The sleep report shows the calls that are responsible for sleep blocks, together with the aggregate blocking times of each call stack. For more information, see Sleep Time.
The memory management report shows the calls where memory management blocks occurred, together with the aggregate blocking times of each call stack. You can use this information to identify areas that have excessive paging or garbage collection issues. For more information, see Memory Management Time.
The Preemption report shows the instances where processes on the system preempted the current process and the individual threads that replaced threads in the current process. You can use this information to identify the processes and threads that are most responsible for preemption. For more information, see Preemption Time.

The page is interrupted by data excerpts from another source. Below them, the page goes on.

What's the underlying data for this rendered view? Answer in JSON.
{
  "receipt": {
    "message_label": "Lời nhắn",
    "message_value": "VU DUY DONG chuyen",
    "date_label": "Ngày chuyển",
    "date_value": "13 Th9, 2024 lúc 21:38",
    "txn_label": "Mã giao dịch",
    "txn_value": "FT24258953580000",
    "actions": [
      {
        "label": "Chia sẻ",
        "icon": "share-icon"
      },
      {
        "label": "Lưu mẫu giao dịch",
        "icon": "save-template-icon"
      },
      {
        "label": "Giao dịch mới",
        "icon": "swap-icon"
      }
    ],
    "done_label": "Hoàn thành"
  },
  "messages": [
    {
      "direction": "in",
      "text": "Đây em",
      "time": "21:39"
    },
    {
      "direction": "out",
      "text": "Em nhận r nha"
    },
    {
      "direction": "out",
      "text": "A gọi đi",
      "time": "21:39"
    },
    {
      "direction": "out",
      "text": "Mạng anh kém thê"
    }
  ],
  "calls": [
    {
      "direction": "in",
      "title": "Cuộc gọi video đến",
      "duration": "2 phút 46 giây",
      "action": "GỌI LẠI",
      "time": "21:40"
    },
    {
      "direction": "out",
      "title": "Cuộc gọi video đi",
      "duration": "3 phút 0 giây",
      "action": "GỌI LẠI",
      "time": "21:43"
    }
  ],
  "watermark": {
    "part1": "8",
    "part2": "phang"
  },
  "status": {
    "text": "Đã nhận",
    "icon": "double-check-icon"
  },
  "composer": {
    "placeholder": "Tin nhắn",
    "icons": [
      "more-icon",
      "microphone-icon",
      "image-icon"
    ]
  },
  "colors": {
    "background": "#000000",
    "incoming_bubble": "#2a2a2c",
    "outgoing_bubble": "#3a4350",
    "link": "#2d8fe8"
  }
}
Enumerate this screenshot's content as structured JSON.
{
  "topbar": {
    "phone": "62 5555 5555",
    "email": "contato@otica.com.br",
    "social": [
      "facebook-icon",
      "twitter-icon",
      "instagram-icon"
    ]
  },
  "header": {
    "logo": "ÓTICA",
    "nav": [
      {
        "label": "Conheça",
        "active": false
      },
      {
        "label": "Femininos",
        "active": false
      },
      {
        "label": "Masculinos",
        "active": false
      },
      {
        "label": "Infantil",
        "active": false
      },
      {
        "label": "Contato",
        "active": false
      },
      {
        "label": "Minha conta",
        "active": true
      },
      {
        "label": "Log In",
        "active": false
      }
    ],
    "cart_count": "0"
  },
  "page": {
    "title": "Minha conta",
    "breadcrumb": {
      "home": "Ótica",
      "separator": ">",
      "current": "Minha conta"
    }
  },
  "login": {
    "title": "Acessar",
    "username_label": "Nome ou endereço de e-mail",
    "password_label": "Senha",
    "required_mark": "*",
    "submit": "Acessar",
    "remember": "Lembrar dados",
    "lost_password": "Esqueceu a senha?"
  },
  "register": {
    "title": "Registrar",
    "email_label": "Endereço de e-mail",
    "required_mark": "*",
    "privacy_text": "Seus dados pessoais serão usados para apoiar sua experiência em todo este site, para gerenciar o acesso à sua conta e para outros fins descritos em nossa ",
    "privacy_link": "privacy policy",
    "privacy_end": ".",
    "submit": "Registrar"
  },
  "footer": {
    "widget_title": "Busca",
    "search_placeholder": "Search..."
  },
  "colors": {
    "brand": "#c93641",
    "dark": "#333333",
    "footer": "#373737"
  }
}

The UI processing report shows the calls that are responsible for UI processing blocks, together with the aggregate blocking times of each call stack. For more information, see UI Processing Time.
This tab shows a color-coded column view of the total time that each thread spent in the run, blocked, I/O and other states. The columns are labeled at the bottom. When you adjust the zoom level in the timeline graph, this tab is automatically updated. At some zoom levels, some threads might not be displayed. When this occurs, ellipses are displayed at the right. If the thread you want does not appear, you can hide other threads. For more information, see Per Thread Summary Report.
This tab shows which processes and threads were involved in disk I/O on behalf of the current process, which files they touched (for example, DLLs that were loaded), how many bytes were read, and other information. You can use this report to evaluate time that is spent in accessing files during execution, especially when your process seems to be I/O bound. For more information, see Disk Operations Report (Threads View).